Certain buildings undergoing alterations will qualify for those alterations to be zero rated provided a number of conditions are satisfied. Any alteration to a listed building must be an ‘approved alteration’ before it qualifies for zero rating. Repairs and maintenance as distinct from alterations do not qualify for zero rating the problem being that very often it is difficult to tell the difference between the 2 types of works.

HM Revenue and Customs regard a building as being altered when its fabric is altered in a meaningful way. Works that are merely repair, maintenance or alteration as a result of repair or maintenance are standard rated even when included in the Listed Building Consent.
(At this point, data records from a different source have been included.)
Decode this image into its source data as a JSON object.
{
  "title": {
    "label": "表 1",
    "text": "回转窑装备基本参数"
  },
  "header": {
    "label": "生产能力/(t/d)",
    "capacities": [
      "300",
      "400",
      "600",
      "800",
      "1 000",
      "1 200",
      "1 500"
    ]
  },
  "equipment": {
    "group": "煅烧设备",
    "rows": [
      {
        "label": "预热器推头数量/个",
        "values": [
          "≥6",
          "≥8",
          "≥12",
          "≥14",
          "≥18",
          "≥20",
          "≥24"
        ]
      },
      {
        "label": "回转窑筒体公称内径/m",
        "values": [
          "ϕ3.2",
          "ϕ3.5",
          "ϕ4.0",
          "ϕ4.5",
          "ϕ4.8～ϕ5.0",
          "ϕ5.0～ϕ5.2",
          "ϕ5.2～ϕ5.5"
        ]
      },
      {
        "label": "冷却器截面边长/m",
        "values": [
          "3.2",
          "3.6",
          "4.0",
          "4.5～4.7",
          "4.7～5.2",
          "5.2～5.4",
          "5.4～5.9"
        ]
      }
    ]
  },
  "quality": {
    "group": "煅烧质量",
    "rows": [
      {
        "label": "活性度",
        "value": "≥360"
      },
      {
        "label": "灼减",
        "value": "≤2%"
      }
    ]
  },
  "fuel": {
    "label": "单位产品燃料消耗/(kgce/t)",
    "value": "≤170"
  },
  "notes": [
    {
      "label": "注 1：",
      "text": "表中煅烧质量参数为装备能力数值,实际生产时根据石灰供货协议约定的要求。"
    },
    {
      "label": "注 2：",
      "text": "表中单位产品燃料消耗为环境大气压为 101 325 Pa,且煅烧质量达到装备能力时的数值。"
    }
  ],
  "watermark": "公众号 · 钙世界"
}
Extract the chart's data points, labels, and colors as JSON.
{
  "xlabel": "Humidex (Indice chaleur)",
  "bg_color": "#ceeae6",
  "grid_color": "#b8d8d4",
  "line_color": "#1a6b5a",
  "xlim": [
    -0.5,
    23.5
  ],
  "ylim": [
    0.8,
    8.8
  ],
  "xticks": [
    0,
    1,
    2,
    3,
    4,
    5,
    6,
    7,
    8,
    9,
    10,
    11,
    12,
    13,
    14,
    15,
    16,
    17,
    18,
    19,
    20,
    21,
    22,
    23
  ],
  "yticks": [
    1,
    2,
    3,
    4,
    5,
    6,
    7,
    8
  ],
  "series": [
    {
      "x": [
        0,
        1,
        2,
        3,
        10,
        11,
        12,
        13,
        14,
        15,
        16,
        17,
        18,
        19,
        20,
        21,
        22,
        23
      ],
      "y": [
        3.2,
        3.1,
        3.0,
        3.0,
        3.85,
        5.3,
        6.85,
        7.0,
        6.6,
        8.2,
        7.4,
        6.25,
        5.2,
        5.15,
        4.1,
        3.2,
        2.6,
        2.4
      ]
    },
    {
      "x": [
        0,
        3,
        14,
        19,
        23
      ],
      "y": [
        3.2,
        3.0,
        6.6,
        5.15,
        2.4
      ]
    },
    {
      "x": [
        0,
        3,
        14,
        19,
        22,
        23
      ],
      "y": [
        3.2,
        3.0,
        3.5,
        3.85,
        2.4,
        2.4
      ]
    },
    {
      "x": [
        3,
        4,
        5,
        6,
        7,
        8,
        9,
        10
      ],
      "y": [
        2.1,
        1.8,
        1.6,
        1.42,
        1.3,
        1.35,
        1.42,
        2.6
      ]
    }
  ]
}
Works of repair and maintenance are those tasks designed to preserve the fabric of the building thus delaying the requirement for for major attention to the fabric of the building. Very often the Listing of a building requires that the appearance of the building remains fundamentally the same whereas zero rated approved alterations generally change the appearance of the existing structure and are contrary to the purpose of the original Listing.

Most protected buildings come under the (Listed Buildings and Conservation Areas) Act 1990, but Churches operate their own controls that follow a Government Code of Practice and Scheduled Monuments are controlled by the Secretary of State.

Listed Building Consent is a document that must be obtained before the works commence in order for the alteration element to qualify for zero rating.

Planning permission is not the same as listed building consent but copies are required by HM Revenue and Customs to support claims for zero rating.